Guadalupe Alvarez (shown), 42, and Bernardino Fuentes-Espinoza, 35 were arrested by Wheat Ridge police on charges of human smuggling. A week ago, Wheat Ridge police arrested two alleged "coyotes," men who are accused of smuggling nine illegal immigrants into the United States.

Guadelupe Alvarez and Bernardino Fuentes-Espinoza are each being held on $25,000 bail, but that could change today, when Jefferson County District Attorney Scott Storey may have to dismiss charges.

The problem with such cases across the state is that the people being transported who could corroborate the allegations may have been deported or have simply disappeared.

Under a year-old state law that makes human smuggling a felony, the witnesses can't be held unless they also committed a crime. And without material witnesses, prosecution is difficult.

Bernadino Fuentes-Espinoza, 35, (shown)and Guadelupe Alvarez, 42, were arrested by Wheat Ridge police on charges of human smuggling. "They're here today and gone tomorrow," Storey said of those who pay coyotes for transport into the country. "The frustration I feel is that it makes this office look negligent if we have to dismiss because we can't move forward."

Detention limited

The judicial process from making an arrest to going to trial takes time, and Immigration and Customs Enforcement can't indefinitely hold people being smuggled in federal custody so they can be witnesses, said regional ICE spokesman Carl Rusnok.
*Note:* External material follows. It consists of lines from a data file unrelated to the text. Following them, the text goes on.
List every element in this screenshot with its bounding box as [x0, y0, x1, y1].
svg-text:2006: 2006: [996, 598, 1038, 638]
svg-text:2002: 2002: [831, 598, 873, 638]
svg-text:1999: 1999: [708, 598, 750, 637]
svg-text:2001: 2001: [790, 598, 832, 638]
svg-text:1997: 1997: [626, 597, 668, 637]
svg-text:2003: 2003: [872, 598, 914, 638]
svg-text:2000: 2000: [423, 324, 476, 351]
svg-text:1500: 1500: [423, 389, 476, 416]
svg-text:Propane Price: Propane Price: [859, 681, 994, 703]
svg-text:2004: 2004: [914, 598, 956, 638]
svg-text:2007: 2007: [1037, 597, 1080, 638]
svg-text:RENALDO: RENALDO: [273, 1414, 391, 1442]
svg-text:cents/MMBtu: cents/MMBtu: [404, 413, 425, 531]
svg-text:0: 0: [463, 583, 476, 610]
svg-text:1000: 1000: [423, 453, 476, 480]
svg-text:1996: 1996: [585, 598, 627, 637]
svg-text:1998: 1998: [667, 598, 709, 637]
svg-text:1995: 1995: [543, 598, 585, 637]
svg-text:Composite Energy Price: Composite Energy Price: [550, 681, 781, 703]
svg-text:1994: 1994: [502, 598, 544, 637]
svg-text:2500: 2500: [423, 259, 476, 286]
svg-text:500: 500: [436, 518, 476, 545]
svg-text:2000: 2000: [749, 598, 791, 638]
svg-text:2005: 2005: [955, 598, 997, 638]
"If we have aliens in ICE custody and the DA wants to file charges, the DA files a writ for those aliens," Rusnok said. "We want those charges to go forward before they are deported, but it has to be made in a timely manner."

There is a balancing act between removing illegal immigrants from the country and working with law enforcement, said Rusnok, adding, "We're out for the same goal."

Summit County District Attorney Mark Hurlbert, who has had three such cases, said the dilemma calls for working more closely with federal officials and perhaps amending the new state law to allow detention for 48 hours to give prosecutors at least a little time to get depositions from the victims.

Hurlbert, whose district covers Summit, Lake, Clear Creek and Eagle counties, dismissed charges in one human-smuggling case in January because ICE deported the witnesses 12 hours after the incident.

"Since then, we've been trying to work with ICE," Hurlbert said. "The feds can hang on to them; we can't."

Troy Eid, U.S. attorney for Colorado, said that in each case, "it's extremely important there is the possibility of a federal charge no matter what the state law provides" because federal law is tougher.

State-federal cooperation

For the past several months, Eid and Adams County District Attorney Don Quick, who is president of the Colorado District Attorneys' Council, have been working on a joint protocol to better coordinate federal-state efforts in such immigration situations.

A draft document draws on similar federal-state partnerships developed for gun prosecution and calls for law officers and prosecutors to contact ICE so the U.S. attorney's office is notified quickly.

"It's not an easy fix," Quick said, "but we're trying to use whatever tools we can."

Eid also has deputized assistant DAs in Jefferson, Mesa, El Paso, Denver, Jefferson and Summit counties as special U.S. attorneys to better coordinate prosecution.

A case in point involves a van crash in December in Idaho Springs on Interstate 70 in which four people were killed.

Hurlbert dropped state charges against Jose Francisco Franco-Rodriquez and handed off the case to federal prosecutors, with one of his deputies working with the U.S. attorney's office.

There is a "significant investigation," Eid said, with details "still unfolding."

Smuggling, Eid added, "is increasingly common, and we all really have to jump on it."